Rather than spill out the rest of the plot summary that you can read on Wikipedia or IMDB, I want to highlight two of my favorite scenes of the film. The first of which, is a scene that contains the most moving presentation of the La Marseillaise (The French National Anthem) that has ever been portrayed in film. The scene is set in Rick’s and takes place after the arrival of Victor Laszlo. A group of German soldiers at Rick’s are inebriated at the bar, and begin singing the German national anthem. In the sake of full disclosure, I have no idea if it is the Nazi National Anthem or the German National Anthem. Victor Laszlo stands up in the bar and begins to sing La Marseillaise, and slowly more and more patrons of the bar join Laszlo in song. This leads to a cacophonous battle of music between the German soldiers and the stranded French citizens. Then, in a triumphant moment, the French song crescendos to completely drown out the German voices. This is the turning point of the film, and causes the politically abstinent Rick to realize the importance of Laszlo to the underground cause.
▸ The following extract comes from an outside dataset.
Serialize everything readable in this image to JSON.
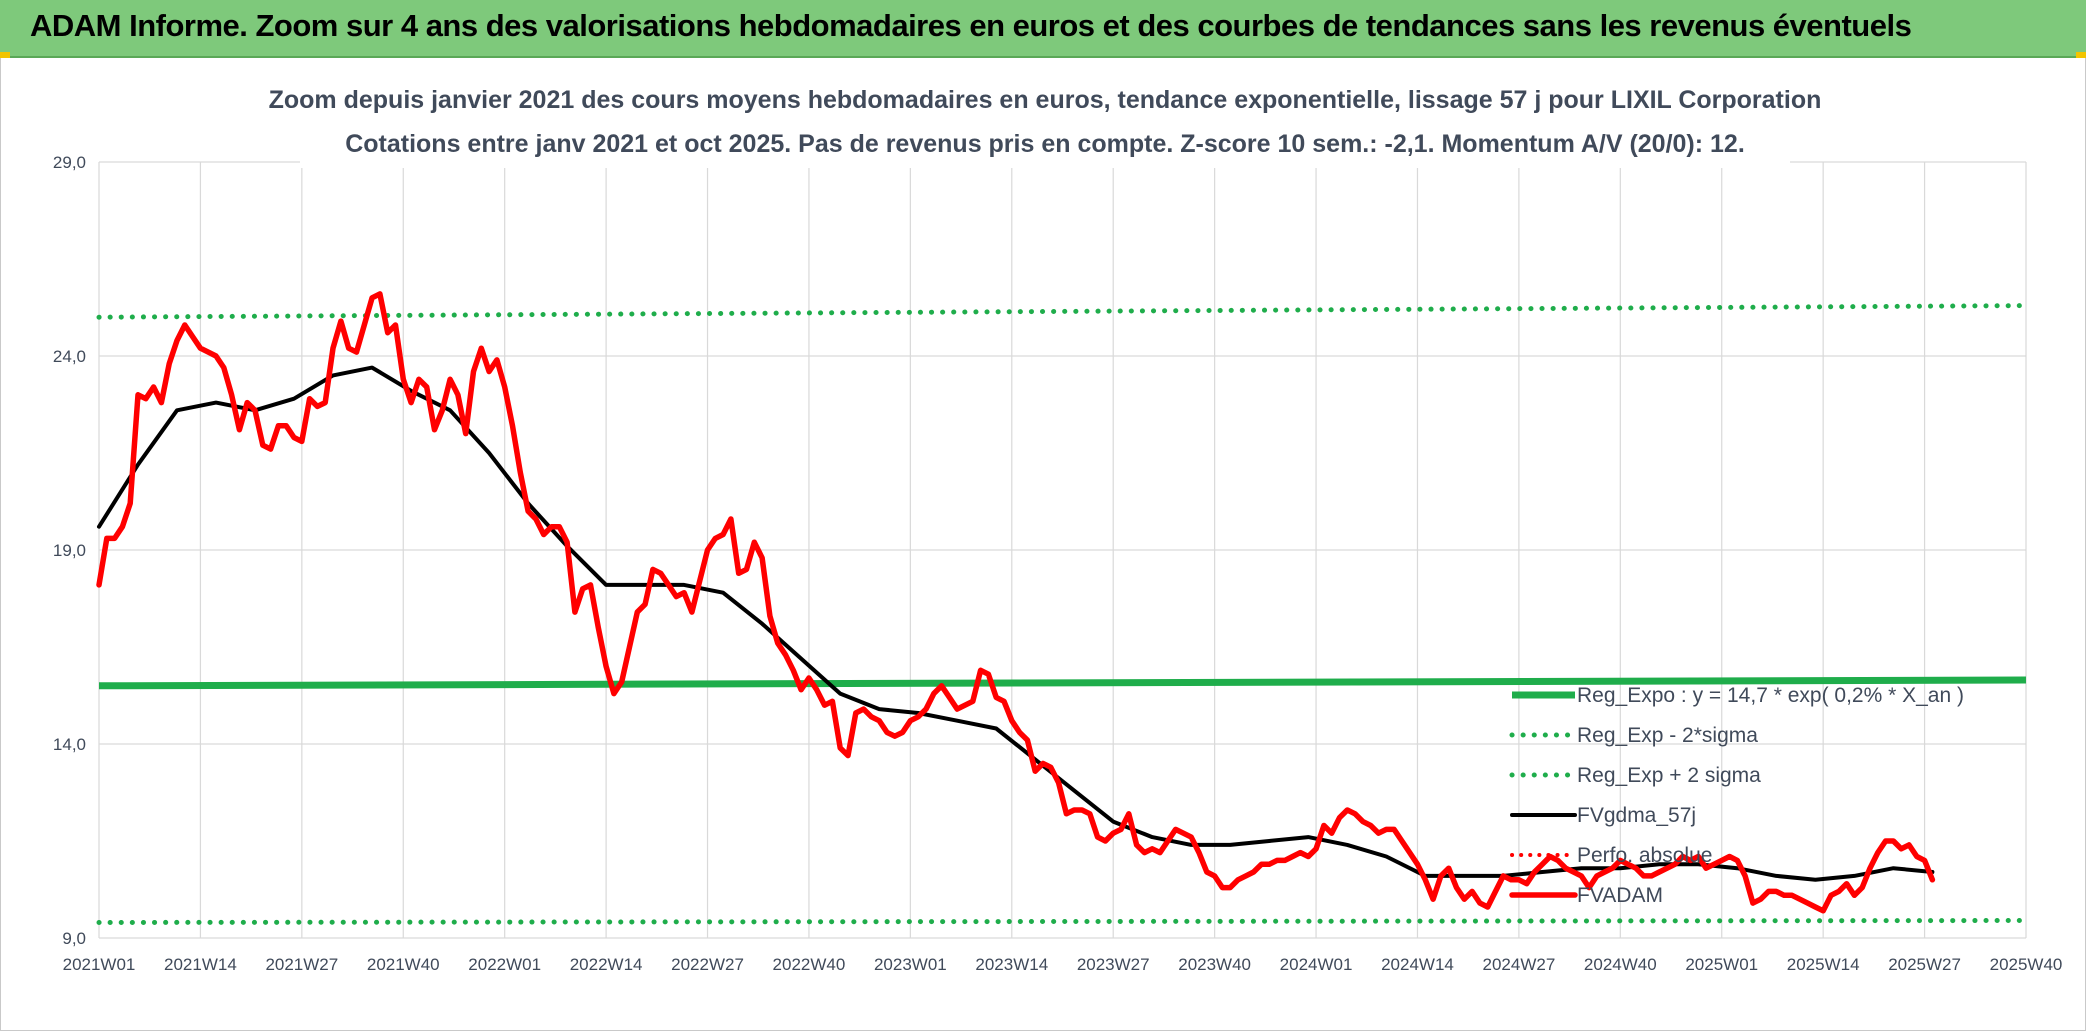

The second important part of this movie that I would like to highlight is the evolution of Hollywood in its portrayal of the black piano player, Sam (Dooley Wilson). Now I need to write a small concession before I explain myself, I am not saying that in 1943 Hollywood had finally overcame its issue of race portrayal in film. In fact, I am willing to argue the point that it still hasn’t overcome it. However, I want to applaud Casablanca for refusing to make Sam a caricature. I understand that as one of the only black people in the movie, his portrayal of a piano player could tread the Gone With the Wind line and ignore the vibrant Black culture in America at that time. However, Casablanca very clearly denotes that Sam is a minority owner of Rick’s and that he and Rick have been lifelong friends. Also, Dooley Wilson is insanely talented and if I had unlimited money I would pay for his hologram to play As Time Goes By at my wedding. While race portrayals of most 1940’s films are still incredibly dated, a nice way of saying racist, it was at least nice to see that one screenwriter wrote a role that positively portrayed a black man in early Hollywood.
I know I have said this before in my review of Gone With the Wind, but this film trumps my previous recommendation. You must see this film. There hasn’t been a single film we have seen thus far that is as cinematically important or as well done as Casablanca is.